Since the beginning of the 2000s, the pace of change has sped up to a dizzying level; globalization, borderlessness, rapid-fire technological innovation, the increasing demands of welfare economics and the impact of the global financial meltdown have pushed economies into a state of ceaseless turmoil. The complexities confronting public officers today call for a radically new kind of government structure, agile and elastic enough to adapt instantly to changing economic conditions, directed by leaders with the emotional and intellectual discipline to adapt to any level of change at a moment’s notice. Organizations are working hard at aligning strategy and operations to their people-focused demands. It is becoming more glaring that organizations must initiate, adopt, and adapt to robust employee career development interventions as a retention and motivation strategy. The impact on organizational performance in the medium and long term cannot be over-emphasized.
Career development speaks to how employees progress and move up the ladder in their organizations. However, you do not get promoted to the next level until you become overqualified for your current level. Hence, when the concept of Career development is considered holistically, it includes the learning and development interventions that prepare and equip employees for the next level of their career. When an organization pays attention to the career development of its employees, the bottom line is impacted positively, and the organization becomes more competitive in the global space.
It has been discovered that a vital ideology that makes organizations invest in the career development of their employees is the simple but profound truth that every legally operating entity has two (2) sets of customers: internal and external. The external customers consume the products (goods or services) an organization works hard to produce, while the internal customers are the employees. As much as it is imperative to satisfy the desires and needs of external customers, the aspirations of internal customers should also be a critical factor for consideration. It is the key to how employees grow and develop within the organization.

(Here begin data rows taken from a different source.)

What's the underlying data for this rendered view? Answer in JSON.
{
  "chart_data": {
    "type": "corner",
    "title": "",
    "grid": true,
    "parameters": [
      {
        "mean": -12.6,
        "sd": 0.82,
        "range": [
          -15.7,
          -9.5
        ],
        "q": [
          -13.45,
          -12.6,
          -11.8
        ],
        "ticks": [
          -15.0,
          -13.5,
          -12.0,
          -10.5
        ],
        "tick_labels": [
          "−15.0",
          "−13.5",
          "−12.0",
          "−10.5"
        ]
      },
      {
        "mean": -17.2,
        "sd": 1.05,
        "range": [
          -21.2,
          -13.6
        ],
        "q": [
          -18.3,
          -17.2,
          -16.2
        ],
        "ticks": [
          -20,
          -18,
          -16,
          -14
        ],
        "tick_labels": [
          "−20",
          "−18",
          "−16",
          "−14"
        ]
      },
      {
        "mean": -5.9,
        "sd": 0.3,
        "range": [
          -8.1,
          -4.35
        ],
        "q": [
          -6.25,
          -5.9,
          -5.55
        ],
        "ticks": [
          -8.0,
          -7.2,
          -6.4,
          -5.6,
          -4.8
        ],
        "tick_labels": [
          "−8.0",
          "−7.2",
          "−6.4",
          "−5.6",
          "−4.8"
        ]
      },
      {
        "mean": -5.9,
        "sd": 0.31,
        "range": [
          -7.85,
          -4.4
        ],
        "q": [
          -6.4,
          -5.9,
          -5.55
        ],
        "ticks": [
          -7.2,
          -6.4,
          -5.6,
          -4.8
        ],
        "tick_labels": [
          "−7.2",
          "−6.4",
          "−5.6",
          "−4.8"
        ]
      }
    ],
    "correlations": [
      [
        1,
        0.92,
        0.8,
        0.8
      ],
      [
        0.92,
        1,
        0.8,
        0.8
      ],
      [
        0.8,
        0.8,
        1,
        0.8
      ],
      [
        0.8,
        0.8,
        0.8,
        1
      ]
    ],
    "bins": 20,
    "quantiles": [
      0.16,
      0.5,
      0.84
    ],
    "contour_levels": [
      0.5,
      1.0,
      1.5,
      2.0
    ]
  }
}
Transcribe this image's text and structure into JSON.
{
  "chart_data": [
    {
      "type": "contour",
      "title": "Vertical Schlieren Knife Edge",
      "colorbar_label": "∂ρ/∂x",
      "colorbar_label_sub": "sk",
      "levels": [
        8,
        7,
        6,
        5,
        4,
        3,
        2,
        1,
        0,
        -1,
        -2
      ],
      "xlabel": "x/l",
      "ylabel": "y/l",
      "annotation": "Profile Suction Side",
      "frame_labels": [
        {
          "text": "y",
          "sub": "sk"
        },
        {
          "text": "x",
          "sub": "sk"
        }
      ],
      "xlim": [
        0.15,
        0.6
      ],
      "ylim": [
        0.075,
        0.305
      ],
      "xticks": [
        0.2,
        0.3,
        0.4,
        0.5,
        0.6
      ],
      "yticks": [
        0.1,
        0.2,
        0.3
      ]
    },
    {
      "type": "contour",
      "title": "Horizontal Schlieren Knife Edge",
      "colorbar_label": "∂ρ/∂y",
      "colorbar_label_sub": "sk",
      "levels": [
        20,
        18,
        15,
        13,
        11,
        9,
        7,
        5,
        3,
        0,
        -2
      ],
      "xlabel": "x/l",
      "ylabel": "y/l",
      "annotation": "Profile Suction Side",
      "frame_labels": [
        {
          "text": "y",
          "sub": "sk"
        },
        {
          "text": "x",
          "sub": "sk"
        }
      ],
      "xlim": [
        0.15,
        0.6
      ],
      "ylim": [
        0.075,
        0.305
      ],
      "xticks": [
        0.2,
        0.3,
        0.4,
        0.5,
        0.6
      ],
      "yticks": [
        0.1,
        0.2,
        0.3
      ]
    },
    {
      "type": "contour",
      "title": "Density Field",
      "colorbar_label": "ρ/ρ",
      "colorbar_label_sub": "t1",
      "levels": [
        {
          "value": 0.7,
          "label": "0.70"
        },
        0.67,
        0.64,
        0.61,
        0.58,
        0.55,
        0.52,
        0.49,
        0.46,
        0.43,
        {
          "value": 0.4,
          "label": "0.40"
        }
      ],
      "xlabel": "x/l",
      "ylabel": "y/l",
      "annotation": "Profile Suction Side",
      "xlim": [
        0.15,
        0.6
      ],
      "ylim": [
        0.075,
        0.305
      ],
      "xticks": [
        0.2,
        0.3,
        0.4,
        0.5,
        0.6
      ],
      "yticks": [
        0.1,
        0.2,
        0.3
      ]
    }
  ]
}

In the wake of the ‘Great Resignation’ (massive employee resignations prompted by employee dissatisfaction), organizations that invest in the career development of their employees have a higher probability of retaining their talent, increasing market share, maximizing profit, and minimizing losses. It is the story of leading organizations globally.

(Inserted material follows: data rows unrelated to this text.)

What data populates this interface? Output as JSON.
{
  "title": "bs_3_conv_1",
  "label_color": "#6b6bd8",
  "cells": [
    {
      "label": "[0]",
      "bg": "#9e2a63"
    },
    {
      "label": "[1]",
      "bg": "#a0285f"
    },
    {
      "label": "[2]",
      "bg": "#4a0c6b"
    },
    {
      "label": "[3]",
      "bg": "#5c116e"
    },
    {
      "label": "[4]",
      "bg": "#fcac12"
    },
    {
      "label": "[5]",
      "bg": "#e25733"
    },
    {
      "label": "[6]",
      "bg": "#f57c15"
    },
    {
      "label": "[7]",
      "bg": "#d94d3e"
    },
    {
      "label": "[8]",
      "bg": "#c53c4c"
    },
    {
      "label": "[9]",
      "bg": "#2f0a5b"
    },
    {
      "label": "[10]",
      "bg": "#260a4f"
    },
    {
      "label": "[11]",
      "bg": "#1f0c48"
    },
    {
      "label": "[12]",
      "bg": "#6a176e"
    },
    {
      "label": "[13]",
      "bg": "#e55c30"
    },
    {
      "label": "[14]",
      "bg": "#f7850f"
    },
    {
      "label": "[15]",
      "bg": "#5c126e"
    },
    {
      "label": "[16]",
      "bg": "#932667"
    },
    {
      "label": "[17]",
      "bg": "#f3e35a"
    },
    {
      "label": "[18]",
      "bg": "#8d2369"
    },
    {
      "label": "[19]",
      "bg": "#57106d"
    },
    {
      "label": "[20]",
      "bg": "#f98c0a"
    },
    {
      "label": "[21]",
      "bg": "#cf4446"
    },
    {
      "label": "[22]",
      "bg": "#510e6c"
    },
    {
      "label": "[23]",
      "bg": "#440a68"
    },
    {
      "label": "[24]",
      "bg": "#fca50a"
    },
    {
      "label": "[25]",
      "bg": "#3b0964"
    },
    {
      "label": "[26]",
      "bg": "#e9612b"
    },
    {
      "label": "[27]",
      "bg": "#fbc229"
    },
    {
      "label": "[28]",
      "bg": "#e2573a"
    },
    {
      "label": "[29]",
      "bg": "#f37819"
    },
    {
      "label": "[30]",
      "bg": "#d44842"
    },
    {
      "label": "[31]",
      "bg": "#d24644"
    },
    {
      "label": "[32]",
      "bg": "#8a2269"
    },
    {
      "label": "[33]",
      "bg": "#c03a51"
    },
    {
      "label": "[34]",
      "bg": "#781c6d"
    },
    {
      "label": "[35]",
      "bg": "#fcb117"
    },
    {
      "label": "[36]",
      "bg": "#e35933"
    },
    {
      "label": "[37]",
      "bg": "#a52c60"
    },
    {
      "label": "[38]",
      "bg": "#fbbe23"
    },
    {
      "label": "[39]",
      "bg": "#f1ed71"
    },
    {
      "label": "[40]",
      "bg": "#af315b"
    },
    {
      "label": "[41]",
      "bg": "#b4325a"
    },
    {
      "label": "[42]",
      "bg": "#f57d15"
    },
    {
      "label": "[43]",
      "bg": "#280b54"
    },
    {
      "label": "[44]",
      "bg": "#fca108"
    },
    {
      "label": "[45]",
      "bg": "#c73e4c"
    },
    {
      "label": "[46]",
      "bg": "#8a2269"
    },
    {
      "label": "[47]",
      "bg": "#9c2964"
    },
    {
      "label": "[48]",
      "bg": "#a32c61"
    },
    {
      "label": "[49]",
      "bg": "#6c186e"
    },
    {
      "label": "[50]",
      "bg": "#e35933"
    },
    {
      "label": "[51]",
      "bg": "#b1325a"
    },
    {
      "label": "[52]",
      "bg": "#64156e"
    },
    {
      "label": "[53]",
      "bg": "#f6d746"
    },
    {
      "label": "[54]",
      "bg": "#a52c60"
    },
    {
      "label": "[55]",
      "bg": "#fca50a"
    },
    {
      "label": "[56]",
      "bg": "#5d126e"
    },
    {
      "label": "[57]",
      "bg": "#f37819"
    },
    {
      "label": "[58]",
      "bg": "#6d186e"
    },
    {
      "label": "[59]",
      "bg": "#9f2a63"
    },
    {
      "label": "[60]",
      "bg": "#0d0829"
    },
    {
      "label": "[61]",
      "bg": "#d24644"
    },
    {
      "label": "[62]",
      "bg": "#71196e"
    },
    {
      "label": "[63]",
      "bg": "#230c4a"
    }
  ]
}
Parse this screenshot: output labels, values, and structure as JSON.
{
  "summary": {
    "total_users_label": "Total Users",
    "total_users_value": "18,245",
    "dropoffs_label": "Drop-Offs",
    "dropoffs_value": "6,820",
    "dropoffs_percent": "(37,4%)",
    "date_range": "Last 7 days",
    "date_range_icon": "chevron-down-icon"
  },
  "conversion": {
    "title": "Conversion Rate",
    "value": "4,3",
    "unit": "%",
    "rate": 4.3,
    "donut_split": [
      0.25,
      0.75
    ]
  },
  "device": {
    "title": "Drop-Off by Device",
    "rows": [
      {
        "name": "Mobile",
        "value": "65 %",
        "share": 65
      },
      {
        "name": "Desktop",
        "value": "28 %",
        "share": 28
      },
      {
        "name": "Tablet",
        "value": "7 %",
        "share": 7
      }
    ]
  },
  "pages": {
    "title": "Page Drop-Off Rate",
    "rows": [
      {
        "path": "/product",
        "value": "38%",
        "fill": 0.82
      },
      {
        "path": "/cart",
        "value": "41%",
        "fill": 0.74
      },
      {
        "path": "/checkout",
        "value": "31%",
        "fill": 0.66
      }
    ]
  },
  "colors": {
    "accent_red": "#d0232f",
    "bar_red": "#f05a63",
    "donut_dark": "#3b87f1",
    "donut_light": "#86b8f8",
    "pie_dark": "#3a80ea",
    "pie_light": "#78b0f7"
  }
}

Investing in the career development of employees is an effective employee retention strategy as depicted by Michael LeBoeuf, PhD, in his book titled How to Win Customers and Keep Them for Life, published by Berkley, New York (1987). Even though LeBoeuf was considering a typical business, when he posited that most companies hear from only 4% of their dissatisfied customers. The other 96% go away quietly, and 91% will never return. These statistics depict financial loss for companies whose people do not know how to treat customers and a tremendous gain for those that do. Again, think of customers in the context of both internal and external. While external customers stop patronizing the services or goods of the company, internal customers resign and leave. Another survey on “why customers quit” found the following:
• 3% move away
• 5% develop other friendships
• 9% leave for competitive reasons
• 14% are dissatisfied with the product and
• 68% quit because of a wrong attitude of indifference towards them by the organization (when organizations don’t invest in the career development of their employees, employees perceive such organizations as not caring for their aspirations. Progress is a crucial component of life).
Furthermore, a dissatisfied customer will tell 8 to 10 people about their problem. One in 5 will tell 20. It takes 12 positive service incidents to make up for one negative incident. The mistake most organizations make is to think that such statistics relate only to their external customers. It is one of the main reasons why companies have high attrition rates and spend a lot on recruitment fees only for the same employees to leave before they have a chance to contribute to the bottomline of the organization.
Organizations must start to see their employees more than they currently are and begin to see them in terms of what they could become. Career development is about ensuring your employees realize their potential to make a long-term difference to an organization.